The goal was to be cheap, fast and have high volume. The plan was to make 12 of these, using some of the languages spoken in San Francisco.
The interview was shot on a black curtain using two cameras with matched time code. No cost (except two crew). The b-roll was a phone book in the office. Again, no cost. Editing was about 4 hours of crew time. The talent was a guy walking through the lobby of the library. No cost.

I really liked the end result. I thought they could be banged out, then expanded with more languages over time.

The client didn't like the idea of "average" people. We re-shot the same concept, but using 311 operators instead. That didn't have much punch to it. The client decided that a time-lapse project would be a more sweeping presentation. We spent many hours shooting time-lapse stills. And then the client's money ran out.

This cheap & fast YouTube clip is all that remains.

Monday, September 03, 2007

SFPL "Main Stage"

This is a fun and relatively easy production. Well... at least now it is.

http://sanfrancisco.granicus.com/ViewPublisher.php?view_id=57

Covering San Francisco Public Library events isn't really in the mission of SFGTV. We wanted to do the program, but had to find a production model that would justify it.

First I wrote the complete proposal of how the project would operate. This isn't as hard as writing a grant application. You just need a two-page brief of your project-
The Library books the guests and the guests drive the content (so pre-production is minimal).
The Koret Auditorium stage is pre-existing (no set construction, no lighting/dressing/teardown hours).

The key to Main Stage was keeping labor costs down. I wrote the first-ever internship ads for SFGTV and advertised online. Sean Mitchell, the new Media Internship coordinator at SF State, was a huge help.

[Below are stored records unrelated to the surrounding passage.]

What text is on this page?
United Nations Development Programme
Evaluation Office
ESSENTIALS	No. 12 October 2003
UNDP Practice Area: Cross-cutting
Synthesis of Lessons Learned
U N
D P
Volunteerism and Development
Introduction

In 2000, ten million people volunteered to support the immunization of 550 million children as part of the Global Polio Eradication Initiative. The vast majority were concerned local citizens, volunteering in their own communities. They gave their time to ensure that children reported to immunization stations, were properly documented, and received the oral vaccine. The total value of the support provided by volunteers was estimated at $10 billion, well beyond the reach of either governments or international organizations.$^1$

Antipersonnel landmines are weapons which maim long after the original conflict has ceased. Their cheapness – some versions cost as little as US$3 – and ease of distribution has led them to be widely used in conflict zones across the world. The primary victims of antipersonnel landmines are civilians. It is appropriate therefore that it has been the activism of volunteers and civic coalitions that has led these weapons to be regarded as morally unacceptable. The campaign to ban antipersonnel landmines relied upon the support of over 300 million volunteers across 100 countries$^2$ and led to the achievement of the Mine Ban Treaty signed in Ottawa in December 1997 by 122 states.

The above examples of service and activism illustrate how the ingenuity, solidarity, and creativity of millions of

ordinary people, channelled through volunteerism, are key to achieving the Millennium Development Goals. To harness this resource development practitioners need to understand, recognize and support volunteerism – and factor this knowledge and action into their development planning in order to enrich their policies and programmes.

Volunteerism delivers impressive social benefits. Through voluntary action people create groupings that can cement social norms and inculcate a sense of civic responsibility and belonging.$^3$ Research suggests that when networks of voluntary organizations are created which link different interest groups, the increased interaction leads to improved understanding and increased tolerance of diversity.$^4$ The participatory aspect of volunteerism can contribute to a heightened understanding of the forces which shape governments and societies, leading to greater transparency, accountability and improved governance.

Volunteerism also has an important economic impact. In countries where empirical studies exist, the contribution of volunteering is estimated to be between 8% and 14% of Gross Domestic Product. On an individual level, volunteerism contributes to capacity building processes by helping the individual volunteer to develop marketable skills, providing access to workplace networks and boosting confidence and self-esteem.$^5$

The admin of a start-up show AND a start-up intern program was a little high. Interviewing candidates and establishing library contacts took time. Equipment training took time. Using an intern to create the graphics package was a chokepoint in the process.

After the summer interns came through: Main Stage is complete, on the air and everybody's happy. It now has institutional support, established work patterns and a new piece of technology has come along- the Anycast system from Sony. (More on that later...)

I like the show. It could be better (install lighting, audio feed upgrades, more crew, rehearsals) but for the cost of production I think its great. This is the kind of content that niche narrow-casters, i.e. PEG channels and podcasters, are going to be relying on.